Dans cette affaire, le TAF examine quel est le délai de recours devant son Autorité lorsque le SEM refuse l’octroi de la protection provisoire à une personne intéressée. Il parvient à la conclusion que le délai pour déposer un tel recours est de trente jours, et non de cinq dans la mesure où une application par analogie des art. 108 al. 3 en lien avec les art. 40 et 6a LAsi ne se justifie pas, les procédures concernées étant tout à fait différentes (consid. 3.9).

ATF 148 IV 281 (d)

2022-2023

Un requérant d’asile s’étant vu opposer une décision de non-entrée en matière est condamné par les autorités zurichoises à une amende de 150 CHF pour violation de son obligation de collaborer à l’obtention de documents d’identité (art. 120 al. 1 let. e en lien avec les art. 120 al. 2 let. b et 90 let. c LEI).

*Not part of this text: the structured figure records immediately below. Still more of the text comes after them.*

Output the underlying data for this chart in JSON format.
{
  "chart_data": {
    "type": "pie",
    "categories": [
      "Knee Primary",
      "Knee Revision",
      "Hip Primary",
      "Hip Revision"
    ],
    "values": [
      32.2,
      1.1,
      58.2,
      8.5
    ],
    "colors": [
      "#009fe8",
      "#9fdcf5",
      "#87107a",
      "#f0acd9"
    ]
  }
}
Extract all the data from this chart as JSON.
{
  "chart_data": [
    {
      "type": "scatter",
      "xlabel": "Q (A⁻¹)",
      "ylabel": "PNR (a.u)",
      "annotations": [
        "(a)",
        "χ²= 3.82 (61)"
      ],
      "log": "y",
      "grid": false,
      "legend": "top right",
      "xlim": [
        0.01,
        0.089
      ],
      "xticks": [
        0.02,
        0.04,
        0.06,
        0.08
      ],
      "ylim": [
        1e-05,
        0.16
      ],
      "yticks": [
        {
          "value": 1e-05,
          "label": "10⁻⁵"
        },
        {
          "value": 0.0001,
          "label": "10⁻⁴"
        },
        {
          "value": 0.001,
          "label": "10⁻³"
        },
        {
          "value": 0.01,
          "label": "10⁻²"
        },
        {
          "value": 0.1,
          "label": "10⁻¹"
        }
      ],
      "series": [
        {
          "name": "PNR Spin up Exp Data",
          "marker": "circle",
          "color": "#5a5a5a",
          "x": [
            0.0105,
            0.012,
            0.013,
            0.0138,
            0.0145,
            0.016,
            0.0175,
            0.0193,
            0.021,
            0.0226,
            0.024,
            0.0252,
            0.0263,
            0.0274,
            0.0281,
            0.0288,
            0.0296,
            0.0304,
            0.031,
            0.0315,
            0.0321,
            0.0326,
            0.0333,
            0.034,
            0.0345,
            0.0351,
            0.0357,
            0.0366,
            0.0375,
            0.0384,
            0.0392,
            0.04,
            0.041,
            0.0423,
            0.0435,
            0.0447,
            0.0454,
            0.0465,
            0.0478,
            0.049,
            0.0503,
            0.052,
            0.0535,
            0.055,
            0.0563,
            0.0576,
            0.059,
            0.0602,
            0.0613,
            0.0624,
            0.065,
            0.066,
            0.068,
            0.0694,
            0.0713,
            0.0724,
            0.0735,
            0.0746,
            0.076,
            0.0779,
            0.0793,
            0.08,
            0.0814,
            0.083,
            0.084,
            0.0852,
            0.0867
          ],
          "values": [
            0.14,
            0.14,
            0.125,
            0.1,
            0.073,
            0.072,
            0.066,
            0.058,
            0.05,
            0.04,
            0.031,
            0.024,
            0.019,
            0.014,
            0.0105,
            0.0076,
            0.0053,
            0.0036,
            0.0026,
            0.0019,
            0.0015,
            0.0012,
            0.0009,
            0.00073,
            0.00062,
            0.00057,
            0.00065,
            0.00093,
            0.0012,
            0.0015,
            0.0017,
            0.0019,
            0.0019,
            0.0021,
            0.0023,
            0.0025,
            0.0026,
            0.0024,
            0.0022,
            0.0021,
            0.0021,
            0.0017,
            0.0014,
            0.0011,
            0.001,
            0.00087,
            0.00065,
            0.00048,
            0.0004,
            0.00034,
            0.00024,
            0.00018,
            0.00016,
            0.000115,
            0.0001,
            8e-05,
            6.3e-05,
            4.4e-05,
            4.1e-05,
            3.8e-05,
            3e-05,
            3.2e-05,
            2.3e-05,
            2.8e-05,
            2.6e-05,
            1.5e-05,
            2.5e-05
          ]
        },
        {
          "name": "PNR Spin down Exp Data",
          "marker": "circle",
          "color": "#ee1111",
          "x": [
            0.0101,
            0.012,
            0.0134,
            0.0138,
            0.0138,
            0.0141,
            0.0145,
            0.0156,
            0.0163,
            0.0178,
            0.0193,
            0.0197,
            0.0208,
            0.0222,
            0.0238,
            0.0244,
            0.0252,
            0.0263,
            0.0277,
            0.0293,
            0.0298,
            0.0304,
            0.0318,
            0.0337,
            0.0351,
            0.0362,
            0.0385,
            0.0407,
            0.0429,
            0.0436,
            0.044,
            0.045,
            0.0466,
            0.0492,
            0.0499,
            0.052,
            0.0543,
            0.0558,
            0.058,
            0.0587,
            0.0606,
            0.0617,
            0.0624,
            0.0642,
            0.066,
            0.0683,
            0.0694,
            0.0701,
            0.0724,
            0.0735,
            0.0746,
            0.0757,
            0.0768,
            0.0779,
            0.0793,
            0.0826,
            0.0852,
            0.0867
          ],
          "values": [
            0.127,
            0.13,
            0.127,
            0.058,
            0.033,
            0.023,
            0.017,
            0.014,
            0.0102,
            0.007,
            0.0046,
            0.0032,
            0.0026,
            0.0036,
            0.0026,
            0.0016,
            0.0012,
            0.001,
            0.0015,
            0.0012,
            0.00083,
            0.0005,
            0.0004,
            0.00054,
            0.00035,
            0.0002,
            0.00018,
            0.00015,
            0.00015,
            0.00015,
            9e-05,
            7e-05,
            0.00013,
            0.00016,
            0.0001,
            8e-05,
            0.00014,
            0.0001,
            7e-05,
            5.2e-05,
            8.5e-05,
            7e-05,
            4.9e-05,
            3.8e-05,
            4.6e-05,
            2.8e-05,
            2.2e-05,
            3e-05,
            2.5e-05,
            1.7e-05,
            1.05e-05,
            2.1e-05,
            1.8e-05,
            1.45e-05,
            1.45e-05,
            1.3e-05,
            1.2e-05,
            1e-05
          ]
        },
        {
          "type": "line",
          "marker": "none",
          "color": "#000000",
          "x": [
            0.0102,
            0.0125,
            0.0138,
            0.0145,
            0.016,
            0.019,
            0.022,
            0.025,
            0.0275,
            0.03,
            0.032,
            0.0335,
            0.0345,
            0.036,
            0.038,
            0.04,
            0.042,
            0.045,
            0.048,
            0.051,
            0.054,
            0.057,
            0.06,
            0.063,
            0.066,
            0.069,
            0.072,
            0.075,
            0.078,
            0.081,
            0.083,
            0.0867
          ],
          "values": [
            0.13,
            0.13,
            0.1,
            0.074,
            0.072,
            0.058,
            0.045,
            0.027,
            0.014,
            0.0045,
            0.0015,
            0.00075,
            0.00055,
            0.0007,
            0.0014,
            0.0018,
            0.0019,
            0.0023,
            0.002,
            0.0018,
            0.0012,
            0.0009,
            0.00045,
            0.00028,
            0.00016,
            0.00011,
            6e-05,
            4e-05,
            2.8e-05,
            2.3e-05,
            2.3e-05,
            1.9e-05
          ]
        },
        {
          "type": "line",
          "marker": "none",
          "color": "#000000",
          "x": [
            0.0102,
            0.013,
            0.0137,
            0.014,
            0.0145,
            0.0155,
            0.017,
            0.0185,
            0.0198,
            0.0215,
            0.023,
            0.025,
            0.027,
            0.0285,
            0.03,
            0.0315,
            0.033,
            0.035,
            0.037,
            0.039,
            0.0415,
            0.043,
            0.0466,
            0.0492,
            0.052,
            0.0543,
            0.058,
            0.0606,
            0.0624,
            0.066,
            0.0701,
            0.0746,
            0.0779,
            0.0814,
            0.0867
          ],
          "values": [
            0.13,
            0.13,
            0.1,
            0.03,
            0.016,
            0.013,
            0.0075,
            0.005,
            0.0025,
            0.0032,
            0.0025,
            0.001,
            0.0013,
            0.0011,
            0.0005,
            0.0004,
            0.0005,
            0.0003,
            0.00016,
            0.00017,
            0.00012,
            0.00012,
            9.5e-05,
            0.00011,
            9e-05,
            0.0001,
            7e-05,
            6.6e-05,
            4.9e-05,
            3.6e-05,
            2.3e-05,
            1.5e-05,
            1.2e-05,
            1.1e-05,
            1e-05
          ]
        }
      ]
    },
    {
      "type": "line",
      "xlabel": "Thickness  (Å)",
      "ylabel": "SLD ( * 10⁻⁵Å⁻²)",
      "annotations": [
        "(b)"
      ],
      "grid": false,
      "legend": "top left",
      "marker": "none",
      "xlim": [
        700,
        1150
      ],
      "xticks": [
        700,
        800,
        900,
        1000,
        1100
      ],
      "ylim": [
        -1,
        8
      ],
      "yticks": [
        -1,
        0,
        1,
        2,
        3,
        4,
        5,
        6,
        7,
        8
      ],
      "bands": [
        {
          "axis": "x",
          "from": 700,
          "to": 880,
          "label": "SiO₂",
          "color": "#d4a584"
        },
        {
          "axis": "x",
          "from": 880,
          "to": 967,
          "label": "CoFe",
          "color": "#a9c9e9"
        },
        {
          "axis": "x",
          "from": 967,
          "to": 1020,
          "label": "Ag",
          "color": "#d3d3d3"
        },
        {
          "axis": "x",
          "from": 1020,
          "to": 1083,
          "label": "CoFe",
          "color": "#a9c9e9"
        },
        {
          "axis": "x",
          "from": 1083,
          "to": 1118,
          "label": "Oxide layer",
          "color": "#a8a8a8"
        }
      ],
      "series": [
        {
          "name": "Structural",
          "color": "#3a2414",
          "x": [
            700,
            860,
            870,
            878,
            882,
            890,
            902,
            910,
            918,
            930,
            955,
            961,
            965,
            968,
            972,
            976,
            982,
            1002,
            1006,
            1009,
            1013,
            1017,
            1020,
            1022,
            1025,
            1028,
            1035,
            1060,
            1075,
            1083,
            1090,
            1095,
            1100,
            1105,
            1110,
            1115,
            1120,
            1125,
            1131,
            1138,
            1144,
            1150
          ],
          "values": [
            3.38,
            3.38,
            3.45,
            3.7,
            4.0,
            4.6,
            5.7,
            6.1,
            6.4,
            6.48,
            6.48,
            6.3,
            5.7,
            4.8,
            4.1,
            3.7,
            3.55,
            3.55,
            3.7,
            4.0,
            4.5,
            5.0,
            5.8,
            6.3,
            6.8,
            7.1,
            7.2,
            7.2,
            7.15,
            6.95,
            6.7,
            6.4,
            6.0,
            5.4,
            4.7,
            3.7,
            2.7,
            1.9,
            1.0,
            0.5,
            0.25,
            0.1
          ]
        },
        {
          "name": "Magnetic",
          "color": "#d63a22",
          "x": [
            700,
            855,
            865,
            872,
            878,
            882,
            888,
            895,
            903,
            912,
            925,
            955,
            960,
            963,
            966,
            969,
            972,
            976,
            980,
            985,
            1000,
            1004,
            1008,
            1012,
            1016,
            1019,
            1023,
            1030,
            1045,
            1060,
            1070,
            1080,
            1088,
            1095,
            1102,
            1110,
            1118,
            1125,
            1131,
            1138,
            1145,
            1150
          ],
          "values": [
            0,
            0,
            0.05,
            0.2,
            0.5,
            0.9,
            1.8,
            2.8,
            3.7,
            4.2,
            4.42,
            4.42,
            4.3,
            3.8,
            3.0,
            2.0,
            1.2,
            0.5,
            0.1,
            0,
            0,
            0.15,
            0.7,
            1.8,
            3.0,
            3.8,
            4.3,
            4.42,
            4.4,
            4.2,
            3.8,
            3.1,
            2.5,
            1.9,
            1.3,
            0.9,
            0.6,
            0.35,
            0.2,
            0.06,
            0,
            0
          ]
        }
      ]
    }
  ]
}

Le TF relève que l’obligation d’un requérant d’asile débouté de collaborer à l’obtention des documents de voyage nécessaires à son renvoi est prévue à l’art. 8 al. 4 LAsi. Cette dernière disposition ne prévoit pas de sanction en cas de violation et prime, en vertu de l’art. 2 al. 1 LEI, sur l’obligation de collaborer prévue à l’art. 90 let. c LEI. Partant, c’est à tort que les autorités cantonales ont condamné le recourant sur la base de ce dernier article.

ATF 149 II 1 (d)

2022-2023

Les prestations complémentaires ne relèvent pas de la notion d’aide sociale. Dès lors, leur perception ne saurait fonder la révocation d’un titre de séjour en application des art. 62 al. 1 let. e et 63 al. 1 let. c LEI. Le TF précise qu’il est néanmoins possible de révoquer l’autorisation d’un ressortissant étranger qui dépend de l’aide sociale même lorsque celui-ci invoque qu’une fois à la retraite, ces prestations d’aide sociale seront remplacées par des prestations complémentaires. Tel n’est pas le cas en l’espèce, puisque le recourant ne touche plus que des prestations complémentaires au moment où la décision litigieuse est rendue.